It should be taken into account that the previous command runs the segmentation modules 'out-of-the-box' without further adjustments. Only Mesmer performs nearly perfectly 'out-of-the-box' whereas for UnMICST and Ilastik, additional parameters or training would be necessary.

Whole-cell segmentation based on cytoplasmic autofluorescence and spot counting with QuPath

Following our initial experiments on nuclear and cell-segmentation, we received higher-resolution images. Whole-cell segmentation was not possible on the images due to a lack of a suitable membrane marker, so we decided to perform spot counting. The cytoplasm of cardiomyocytes shows autofluorescence in the DAPI and FITC channels which had previously been used for cell sorting (Larcher et al. 2018) and I had the idea to use their autofluorescence for whole-cell segmentation. I decided to use the autofluorescence in the FITC channel as opposed to the autofluorescence in the DAPI channel beacuse I would not have the nuclear signal from different cell types as on the image slide because only cardiomyocytes show autofluorescence. The biggest problem by far was the lack of uniform signal in the FITC channel which prevented nice background separation and segmentation. Since I think it would be possible to segment them by hand, I'm sure there is a way to make it work automatically, however, we did not pursue this idea in detail here.

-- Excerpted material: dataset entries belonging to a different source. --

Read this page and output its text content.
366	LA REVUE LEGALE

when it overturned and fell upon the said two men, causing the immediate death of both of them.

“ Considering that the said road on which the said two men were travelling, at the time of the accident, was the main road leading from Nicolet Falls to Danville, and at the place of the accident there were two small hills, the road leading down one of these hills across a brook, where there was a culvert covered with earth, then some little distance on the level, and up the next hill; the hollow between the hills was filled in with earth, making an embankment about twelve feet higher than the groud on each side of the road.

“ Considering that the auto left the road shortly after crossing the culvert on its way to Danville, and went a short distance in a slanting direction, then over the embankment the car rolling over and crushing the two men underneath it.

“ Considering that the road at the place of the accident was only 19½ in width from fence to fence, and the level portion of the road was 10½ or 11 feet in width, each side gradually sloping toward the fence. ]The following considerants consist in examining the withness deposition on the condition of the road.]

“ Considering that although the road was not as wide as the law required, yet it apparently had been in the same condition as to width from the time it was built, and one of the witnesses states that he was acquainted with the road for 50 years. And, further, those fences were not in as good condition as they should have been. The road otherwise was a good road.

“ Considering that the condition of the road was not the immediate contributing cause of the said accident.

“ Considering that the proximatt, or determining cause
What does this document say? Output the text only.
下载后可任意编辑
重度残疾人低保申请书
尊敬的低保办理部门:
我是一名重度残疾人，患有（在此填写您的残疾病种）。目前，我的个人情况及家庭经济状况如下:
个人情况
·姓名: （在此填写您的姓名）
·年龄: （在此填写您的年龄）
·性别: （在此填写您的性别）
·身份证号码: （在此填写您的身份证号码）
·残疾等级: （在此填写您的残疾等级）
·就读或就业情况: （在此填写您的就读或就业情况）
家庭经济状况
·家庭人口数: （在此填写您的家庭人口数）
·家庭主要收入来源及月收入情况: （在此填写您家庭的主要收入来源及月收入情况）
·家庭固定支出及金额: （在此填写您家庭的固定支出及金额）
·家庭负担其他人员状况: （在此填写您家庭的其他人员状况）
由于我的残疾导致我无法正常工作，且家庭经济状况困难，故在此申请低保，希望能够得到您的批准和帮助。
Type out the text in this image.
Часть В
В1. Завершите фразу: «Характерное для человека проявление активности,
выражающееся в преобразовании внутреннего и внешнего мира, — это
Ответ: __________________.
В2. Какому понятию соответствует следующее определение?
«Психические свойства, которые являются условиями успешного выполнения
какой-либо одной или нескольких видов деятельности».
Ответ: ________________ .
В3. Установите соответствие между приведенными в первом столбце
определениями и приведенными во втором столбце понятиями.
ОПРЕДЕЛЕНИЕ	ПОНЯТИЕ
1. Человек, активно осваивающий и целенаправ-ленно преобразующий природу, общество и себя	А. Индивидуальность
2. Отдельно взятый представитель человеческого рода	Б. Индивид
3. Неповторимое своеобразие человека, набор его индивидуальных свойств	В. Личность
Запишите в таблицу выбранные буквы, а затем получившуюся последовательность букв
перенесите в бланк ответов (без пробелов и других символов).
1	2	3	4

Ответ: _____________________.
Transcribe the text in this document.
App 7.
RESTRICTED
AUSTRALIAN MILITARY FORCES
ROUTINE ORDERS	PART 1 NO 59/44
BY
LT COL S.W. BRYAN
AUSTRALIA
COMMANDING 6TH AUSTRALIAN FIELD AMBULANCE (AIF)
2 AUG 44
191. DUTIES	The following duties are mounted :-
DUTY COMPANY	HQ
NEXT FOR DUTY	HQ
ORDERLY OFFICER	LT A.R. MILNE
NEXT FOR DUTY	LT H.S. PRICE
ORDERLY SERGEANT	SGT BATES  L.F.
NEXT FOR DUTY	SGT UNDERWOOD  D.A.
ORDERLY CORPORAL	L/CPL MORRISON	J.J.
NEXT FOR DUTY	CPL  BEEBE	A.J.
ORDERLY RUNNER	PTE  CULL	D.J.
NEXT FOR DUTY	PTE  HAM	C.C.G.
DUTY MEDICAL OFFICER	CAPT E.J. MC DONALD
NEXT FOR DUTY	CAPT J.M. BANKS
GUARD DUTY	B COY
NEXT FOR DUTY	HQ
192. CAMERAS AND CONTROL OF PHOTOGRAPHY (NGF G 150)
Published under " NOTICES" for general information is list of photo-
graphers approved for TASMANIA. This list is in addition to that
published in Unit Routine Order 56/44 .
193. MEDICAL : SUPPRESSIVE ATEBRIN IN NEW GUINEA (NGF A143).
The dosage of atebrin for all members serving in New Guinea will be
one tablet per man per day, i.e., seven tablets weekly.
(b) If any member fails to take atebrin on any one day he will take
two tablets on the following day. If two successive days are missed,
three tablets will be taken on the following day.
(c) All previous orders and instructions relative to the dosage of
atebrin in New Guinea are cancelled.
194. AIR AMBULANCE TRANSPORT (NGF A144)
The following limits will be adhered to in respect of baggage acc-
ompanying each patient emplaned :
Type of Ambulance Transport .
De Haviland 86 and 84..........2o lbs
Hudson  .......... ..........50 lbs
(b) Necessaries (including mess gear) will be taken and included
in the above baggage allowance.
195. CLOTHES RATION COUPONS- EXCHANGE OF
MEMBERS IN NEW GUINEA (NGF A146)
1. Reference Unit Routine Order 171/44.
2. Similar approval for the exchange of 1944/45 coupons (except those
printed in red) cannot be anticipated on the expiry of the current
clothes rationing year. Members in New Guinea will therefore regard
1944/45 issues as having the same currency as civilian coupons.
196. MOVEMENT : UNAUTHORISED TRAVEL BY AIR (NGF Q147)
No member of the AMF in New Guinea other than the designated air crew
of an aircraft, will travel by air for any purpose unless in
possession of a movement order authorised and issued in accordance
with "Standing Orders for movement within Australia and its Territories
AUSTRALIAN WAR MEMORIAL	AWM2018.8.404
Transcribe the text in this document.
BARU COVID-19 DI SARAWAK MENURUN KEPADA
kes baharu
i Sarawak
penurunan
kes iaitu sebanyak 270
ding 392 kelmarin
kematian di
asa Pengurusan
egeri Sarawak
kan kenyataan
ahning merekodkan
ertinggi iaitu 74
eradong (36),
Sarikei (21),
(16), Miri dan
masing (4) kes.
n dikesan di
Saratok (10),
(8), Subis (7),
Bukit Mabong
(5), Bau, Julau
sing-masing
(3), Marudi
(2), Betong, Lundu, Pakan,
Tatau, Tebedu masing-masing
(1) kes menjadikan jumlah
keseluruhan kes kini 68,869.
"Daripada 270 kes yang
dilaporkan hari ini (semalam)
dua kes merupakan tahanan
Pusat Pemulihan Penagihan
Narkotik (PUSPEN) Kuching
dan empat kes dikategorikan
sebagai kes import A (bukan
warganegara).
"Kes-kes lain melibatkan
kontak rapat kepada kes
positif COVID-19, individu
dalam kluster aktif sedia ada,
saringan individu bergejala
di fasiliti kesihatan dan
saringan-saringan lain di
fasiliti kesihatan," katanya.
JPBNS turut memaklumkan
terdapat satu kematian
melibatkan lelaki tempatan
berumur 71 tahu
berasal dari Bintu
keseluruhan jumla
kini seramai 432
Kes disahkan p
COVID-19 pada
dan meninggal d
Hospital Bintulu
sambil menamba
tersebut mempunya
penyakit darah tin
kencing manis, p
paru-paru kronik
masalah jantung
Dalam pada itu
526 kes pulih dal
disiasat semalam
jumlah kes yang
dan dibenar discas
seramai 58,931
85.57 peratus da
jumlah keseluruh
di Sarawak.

I performed the spot counting in QuPath. Since whole-cell segmentation was not possible, I opted for a pixel intensity thresholder in the three channels we were interested in quantifying. For each channel, I ran the functions: Classify -> Pixel classification -> Create thresholder where I manually set the threshold based on the channel inside QuPath. As a result, all pixel groups above the threshold would be counted as one spot, and its coordinates and quantification could be extracted. Big shortcomings of this method were the fact that thresholding was done manually, and that there were regions of high intensity with more spots. These regions would only be counted as one spot even though they contained many, therefore not all the spots would be captured with the classification, and not all spots would be above the threshold. As a better approach, we identified the RS-FISH tool which calculates the probability of spot coordinates based on gradients the spot would form. Another interesting approach to spot counting and annotation is deepBlink, a neural network-based method to detect and localize spots automatically.

Cyclic immunofluorescence project

CycIF introduction

Cyclic Immunofluorescene (CycIF) is a method of obtaining highly multiplexed immunofluorescence images. It uses sequential 4- to 6-channel imaging followed by fluorophore inactivation or washing. Repeating cycles preserve the cell morphology and the resulting images can have up to 30 channels (Lin et al. 2016). The main goal of CycIF image preprocessing is to obtain the registered image across cycles so that single-cell analysis can be performed.

The goal of this part of the rotation was to help our collaborator Johanna Wagner who is performing CycIF experiments with the setup of the computational methods, to be able to analyze her data with the MCMICRO pipeline.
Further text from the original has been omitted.